In an interview, Hougan reiterated his long-term view, suggesting that if the global store-of-value market continues its growth trajectory of the past two decades, and if Bitcoin can secure a small yet significant share of that market, the price of Bitcoin could potentially reach $1 million. He expressed that the resilience of institutional investors during market downturns is a significant indicator of the Bitcoin market's maturation, a process that will further enhance Bitcoin's long-term value. From a market logic perspective, the ongoing expansion of the global store-of-value market will provide Bitcoin with broader development opportunities, while the persistent commitment of institutional capital will underpin the long-term stability of Bitcoin's price.

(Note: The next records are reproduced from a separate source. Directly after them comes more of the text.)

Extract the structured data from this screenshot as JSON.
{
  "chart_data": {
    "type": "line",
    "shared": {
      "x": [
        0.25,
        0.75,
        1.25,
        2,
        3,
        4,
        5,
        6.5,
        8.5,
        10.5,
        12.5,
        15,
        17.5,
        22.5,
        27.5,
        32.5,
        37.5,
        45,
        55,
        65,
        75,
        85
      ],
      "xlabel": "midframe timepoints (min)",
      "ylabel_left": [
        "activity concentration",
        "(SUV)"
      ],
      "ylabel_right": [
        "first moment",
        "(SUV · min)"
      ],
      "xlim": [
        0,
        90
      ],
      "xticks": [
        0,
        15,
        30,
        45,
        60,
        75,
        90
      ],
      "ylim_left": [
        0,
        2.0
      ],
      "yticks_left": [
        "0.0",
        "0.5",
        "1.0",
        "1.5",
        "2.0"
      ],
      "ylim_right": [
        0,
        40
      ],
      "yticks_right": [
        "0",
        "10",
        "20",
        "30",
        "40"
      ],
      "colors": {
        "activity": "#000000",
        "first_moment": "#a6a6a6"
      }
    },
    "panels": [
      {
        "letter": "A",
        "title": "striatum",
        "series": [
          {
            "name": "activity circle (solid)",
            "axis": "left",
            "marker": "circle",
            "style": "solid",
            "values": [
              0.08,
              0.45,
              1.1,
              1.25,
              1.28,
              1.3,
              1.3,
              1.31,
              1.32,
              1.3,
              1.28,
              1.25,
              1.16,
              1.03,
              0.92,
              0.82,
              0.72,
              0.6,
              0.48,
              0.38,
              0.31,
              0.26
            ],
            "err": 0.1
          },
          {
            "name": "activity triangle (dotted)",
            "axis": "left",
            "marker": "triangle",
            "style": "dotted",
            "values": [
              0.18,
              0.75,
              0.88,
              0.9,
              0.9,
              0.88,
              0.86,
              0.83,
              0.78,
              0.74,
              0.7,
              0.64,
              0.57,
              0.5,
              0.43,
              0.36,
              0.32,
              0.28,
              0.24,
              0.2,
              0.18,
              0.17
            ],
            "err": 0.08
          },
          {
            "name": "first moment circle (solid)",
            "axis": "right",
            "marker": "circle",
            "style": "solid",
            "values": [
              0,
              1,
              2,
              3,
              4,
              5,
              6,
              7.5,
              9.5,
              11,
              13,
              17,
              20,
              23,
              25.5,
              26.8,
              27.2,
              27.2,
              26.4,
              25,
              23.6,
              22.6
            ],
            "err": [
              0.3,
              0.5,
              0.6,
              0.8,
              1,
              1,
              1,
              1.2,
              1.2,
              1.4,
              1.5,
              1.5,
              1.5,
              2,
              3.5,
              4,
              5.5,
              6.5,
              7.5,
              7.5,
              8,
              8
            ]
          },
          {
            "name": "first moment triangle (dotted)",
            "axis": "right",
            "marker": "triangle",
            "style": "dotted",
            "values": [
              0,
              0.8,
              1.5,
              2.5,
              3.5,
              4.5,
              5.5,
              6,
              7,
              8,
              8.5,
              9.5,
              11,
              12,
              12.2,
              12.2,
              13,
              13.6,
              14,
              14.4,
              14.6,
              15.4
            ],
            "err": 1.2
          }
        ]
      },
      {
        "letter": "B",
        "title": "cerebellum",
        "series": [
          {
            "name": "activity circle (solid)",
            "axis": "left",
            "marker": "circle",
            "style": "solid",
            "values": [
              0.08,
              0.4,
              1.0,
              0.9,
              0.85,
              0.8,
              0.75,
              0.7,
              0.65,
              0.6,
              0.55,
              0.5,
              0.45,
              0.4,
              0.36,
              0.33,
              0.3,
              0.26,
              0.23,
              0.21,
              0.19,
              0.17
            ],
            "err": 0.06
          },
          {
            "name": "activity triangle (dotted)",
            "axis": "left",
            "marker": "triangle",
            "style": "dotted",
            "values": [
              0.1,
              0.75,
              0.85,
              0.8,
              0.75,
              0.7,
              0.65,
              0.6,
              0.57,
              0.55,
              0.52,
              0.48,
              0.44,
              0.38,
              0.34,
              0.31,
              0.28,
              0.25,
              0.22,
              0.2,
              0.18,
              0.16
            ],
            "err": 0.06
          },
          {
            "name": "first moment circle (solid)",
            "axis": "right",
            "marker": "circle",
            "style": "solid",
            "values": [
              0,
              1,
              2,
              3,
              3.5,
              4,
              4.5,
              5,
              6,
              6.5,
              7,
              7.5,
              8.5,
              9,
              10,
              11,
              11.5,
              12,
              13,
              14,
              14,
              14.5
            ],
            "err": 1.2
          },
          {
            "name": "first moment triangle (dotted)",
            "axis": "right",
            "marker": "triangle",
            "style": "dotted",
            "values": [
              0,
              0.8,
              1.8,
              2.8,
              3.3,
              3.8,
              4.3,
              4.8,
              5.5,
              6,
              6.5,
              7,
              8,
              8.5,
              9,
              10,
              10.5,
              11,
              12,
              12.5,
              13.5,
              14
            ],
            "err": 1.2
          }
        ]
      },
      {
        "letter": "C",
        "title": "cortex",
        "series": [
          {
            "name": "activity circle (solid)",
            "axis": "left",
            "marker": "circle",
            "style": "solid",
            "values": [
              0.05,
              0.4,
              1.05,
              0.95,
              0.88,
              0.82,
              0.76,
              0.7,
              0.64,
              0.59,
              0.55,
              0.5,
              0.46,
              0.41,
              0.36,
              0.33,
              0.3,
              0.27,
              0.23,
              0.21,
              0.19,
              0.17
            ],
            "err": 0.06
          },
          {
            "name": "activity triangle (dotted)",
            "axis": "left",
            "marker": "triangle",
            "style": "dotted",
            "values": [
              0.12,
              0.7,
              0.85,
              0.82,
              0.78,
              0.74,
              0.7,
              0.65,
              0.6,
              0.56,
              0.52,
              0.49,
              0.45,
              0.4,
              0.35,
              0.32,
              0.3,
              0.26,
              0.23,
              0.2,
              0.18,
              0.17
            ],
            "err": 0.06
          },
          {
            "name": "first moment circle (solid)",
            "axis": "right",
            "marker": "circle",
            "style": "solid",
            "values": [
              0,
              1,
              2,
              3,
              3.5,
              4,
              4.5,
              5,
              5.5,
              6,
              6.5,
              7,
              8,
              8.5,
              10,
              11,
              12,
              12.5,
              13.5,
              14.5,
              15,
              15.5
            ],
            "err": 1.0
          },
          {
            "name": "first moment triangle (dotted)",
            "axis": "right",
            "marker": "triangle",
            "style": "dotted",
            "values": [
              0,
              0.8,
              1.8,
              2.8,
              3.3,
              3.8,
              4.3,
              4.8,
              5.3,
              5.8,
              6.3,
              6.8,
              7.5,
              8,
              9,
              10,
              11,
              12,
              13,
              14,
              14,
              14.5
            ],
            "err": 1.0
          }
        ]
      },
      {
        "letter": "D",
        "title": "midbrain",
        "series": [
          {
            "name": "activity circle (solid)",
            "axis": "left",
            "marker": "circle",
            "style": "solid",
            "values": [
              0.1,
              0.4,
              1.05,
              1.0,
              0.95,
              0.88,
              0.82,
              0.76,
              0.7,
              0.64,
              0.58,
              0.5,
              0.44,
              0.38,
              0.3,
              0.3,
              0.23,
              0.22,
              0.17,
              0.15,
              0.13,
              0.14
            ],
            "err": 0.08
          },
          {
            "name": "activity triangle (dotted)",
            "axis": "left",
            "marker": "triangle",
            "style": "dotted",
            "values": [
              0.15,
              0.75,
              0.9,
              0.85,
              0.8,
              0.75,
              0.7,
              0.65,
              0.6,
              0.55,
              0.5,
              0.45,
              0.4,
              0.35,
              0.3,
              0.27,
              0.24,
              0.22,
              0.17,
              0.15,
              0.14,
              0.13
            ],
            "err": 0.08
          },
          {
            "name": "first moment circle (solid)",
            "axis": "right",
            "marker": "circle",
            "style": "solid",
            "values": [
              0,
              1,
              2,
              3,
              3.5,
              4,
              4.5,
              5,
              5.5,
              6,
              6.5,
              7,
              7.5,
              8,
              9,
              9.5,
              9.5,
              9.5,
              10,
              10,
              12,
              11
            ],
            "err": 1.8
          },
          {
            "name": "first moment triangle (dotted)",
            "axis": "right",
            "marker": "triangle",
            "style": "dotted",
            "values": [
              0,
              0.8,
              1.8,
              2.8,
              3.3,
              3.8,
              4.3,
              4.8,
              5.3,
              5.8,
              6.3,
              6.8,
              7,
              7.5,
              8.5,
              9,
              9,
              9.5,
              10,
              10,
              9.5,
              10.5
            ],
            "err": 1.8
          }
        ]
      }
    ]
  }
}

Considering current market performance and institutional positioning dynamics, Bitcoin may still face tests from market volatility in the short term. However, the "high stickiness" of institutional capital will provide substantial support, limiting the potential for further significant declines. In the long run, with the continuous expansion of the global store-of-value market and increasing institutional acceptance of Bitcoin, its long-term value is expected to be gradually realized. Hougan's $1 million long-term outlook should not be dismissed as mere speculation. For investors, it is advisable to rationally assess short-term Bitcoin price fluctuations, focus intently on institutional capital flows and the development trends of the global store-of-value market, concentrate on long-term value allocation, and avoid being swayed by short-term market sentiment.